The Problem
Creating a Reddit OAuth app at reddit.com/prefs/apps was blocked. The “Create App” button didn’t work. Account restrictions kicked in.
Reddit’s 2023 “Responsible Builder Policy” tightened API access, requiring application approval for new OAuth apps.
flowchart LR
A[Need Reddit Data] --> B[Create OAuth App]
B --> C{Approved?}
C -->|No| D[Blocked]
C -->|Yes| E[Use OAuth API]
A --> F[Use Public JSON]
F --> G[Works Immediately]
The Investigation
Dead Ends
- Official OAuth flow: Blocked by policy
- Devvit (Reddit’s dev platform): Built for apps running ON Reddit, not external tools
- Devvit limitations: Can’t download files locally - wrong use case entirely
The Discovery
Reddit has a public JSON API that requires no authentication:
# Just add .json to any Reddit URL
curl "https://www.reddit.com/r/memes/hot.json?limit=10" \
-H "User-Agent: MemeCollector/1.0"
That’s it. No OAuth. No API keys. Just a User-Agent header.
How It Works
Almost any Reddit page has a JSON endpoint:
| Page Type | JSON URL |
|---|---|
| Subreddit hot | reddit.com/r/memes/hot.json |
| Subreddit new | reddit.com/r/memes/new.json |
| Subreddit top | reddit.com/r/memes/top.json?t=week |
| Post comments | reddit.com/r/memes/comments/abc123.json |
| User posts | reddit.com/user/username/submitted.json |
flowchart TD
subgraph "URL Pattern"
A["reddit.com/r/subreddit/sort"]
B["reddit.com/r/subreddit/sort.json"]
end
A -->|"Add .json"| B
B --> C[JSON Response]
C --> D[posts: array]
C --> E[after: pagination token]
The Implementation
async function fetchRedditPosts(subreddit: string, sort: string, limit: number) {
const url = `https://www.reddit.com/r/${subreddit}/${sort}.json?limit=${limit}`;
const response = await fetch(url, {
headers: {
// User-Agent is REQUIRED - Reddit blocks requests without it
'User-Agent': 'MemeCollector/1.0 (personal project)'
}
});
if (!response.ok) {
throw new Error(`Reddit API error: ${response.status}`);
}
const data = await response.json();
return data.data.children.map(child => child.data);
}
// Usage
const memes = await fetchRedditPosts('memes', 'hot', 25);
Rate Limits Comparison
| Access Method | Rate Limit | Auth Required |
|---|---|---|
| OAuth API | 60 requests/minute | Yes (OAuth2) |
| Public JSON | ~30 requests/minute | No |
| Too aggressive | 429 errors | - |
The public API is rate-limited but sufficient for personal tools, bots, and scrapers.
Caveats
What Works
- Public subreddit listings
- Post content and metadata
- Comments on public posts
- User public submissions
What Doesn’t Work
- Private subreddits (need OAuth)
- Voting/posting actions (need OAuth)
- User-specific data (need OAuth)
- High-volume scraping (will get blocked)
flowchart TD
A{What do you need?}
A -->|Read public data| B[Public JSON API]

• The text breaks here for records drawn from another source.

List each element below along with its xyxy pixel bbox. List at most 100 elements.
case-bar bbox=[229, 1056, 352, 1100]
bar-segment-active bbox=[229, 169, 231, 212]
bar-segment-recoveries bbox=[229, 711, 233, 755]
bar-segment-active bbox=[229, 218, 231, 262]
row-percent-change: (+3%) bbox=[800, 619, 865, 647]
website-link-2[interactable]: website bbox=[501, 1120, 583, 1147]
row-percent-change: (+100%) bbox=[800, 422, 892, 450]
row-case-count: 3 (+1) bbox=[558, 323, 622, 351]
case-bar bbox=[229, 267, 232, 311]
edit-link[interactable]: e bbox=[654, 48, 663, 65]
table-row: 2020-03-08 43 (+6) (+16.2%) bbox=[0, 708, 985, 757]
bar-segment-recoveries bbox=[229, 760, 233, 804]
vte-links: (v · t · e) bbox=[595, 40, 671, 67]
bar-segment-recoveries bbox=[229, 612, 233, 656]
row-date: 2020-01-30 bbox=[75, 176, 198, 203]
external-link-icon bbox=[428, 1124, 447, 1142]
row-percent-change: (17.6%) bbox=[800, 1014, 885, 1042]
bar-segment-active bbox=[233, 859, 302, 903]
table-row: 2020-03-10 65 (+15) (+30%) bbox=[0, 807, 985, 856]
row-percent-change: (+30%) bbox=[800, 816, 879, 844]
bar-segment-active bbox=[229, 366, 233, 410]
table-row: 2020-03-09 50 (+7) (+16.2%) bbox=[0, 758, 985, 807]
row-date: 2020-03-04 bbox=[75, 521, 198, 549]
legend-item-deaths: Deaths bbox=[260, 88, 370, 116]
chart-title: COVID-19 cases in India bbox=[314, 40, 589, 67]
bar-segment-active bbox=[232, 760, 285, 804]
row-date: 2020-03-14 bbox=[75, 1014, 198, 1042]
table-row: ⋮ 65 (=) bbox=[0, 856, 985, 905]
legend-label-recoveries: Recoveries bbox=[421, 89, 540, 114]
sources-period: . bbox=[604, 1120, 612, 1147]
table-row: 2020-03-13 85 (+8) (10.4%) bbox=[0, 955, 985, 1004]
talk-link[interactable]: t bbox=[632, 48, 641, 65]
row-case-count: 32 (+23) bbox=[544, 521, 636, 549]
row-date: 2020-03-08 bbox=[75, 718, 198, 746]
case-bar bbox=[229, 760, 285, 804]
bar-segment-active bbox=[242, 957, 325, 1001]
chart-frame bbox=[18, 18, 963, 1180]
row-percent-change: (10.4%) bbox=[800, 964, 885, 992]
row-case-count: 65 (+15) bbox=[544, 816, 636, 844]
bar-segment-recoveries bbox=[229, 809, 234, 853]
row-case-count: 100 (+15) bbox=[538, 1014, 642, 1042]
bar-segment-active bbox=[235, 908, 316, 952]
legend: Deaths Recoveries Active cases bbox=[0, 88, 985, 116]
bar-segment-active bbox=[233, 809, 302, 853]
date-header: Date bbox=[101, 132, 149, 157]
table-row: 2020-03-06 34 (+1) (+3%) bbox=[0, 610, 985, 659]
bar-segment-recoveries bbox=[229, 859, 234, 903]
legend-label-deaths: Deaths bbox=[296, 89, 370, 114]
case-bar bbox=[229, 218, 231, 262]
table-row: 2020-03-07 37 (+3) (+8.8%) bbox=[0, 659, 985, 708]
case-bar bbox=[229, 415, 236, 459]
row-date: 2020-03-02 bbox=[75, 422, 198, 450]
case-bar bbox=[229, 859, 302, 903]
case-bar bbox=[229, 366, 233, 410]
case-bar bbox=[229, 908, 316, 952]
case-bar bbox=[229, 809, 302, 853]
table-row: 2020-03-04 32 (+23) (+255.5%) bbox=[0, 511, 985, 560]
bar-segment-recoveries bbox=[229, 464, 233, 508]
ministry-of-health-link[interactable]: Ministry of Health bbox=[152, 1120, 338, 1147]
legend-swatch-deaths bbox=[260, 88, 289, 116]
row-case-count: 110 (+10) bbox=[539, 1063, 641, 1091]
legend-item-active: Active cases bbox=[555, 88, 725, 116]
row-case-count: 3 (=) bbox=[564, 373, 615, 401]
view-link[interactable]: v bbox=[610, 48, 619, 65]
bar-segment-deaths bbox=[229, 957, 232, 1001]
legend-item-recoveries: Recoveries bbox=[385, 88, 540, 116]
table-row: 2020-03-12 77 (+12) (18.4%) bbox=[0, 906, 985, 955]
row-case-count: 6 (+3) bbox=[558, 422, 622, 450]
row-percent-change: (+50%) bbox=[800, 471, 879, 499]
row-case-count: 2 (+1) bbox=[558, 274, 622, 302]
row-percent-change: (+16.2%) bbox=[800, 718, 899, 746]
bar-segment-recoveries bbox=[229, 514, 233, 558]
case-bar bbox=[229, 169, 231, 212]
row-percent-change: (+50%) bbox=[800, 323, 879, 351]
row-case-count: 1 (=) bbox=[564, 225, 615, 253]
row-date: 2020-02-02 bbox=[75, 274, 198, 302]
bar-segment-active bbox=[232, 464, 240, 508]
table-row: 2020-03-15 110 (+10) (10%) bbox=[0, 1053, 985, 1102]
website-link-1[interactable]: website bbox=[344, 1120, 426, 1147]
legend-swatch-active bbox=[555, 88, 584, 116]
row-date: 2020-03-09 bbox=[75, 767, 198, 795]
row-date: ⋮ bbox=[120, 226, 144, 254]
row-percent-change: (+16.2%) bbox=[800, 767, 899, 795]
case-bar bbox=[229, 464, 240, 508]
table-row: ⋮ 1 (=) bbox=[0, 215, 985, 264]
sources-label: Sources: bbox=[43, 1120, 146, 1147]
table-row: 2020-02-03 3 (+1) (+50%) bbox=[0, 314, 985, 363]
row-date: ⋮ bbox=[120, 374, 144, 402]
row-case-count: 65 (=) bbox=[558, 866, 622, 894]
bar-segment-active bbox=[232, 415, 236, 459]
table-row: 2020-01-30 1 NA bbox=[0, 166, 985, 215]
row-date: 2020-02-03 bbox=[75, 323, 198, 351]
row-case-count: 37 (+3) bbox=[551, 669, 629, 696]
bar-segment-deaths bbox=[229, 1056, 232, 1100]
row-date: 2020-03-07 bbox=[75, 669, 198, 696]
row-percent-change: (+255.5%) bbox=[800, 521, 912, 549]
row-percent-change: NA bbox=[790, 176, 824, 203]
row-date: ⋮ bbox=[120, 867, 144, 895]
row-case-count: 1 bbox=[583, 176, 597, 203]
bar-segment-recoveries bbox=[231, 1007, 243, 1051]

A -->|Write actions| C[OAuth Required]
A -->|Private subs| C
A -->|High volume| D[Consider Official API]
B --> E[No auth needed]
C --> F[Apply for approval]
Best Practices
1. Always Set User-Agent
// Bad - will be blocked
fetch('https://www.reddit.com/r/memes.json')
// Good - identifies your tool
fetch('https://www.reddit.com/r/memes.json', {
headers: { 'User-Agent': 'MyTool/1.0' }
})
2. Respect Rate Limits
// Add delay between requests
await new Promise(resolve => setTimeout(resolve, 2000));
3. Handle 429 Gracefully
if (response.status === 429) {
// Wait and retry
await new Promise(resolve => setTimeout(resolve, 60000));
return fetchRedditPosts(subreddit, sort, limit);
}
Key Takeaways
- OAuth isn’t always required - Public JSON endpoints exist for many services
- Check for .json URLs - Reddit, Hacker News, and others have them
- User-Agent is mandatory - Reddit blocks requests without it
- Rate limits are real - Respect them or get blocked
- Know your scope - Public API for reads, OAuth for writes
When the official door closes, sometimes there’s a simpler side entrance that was there all along.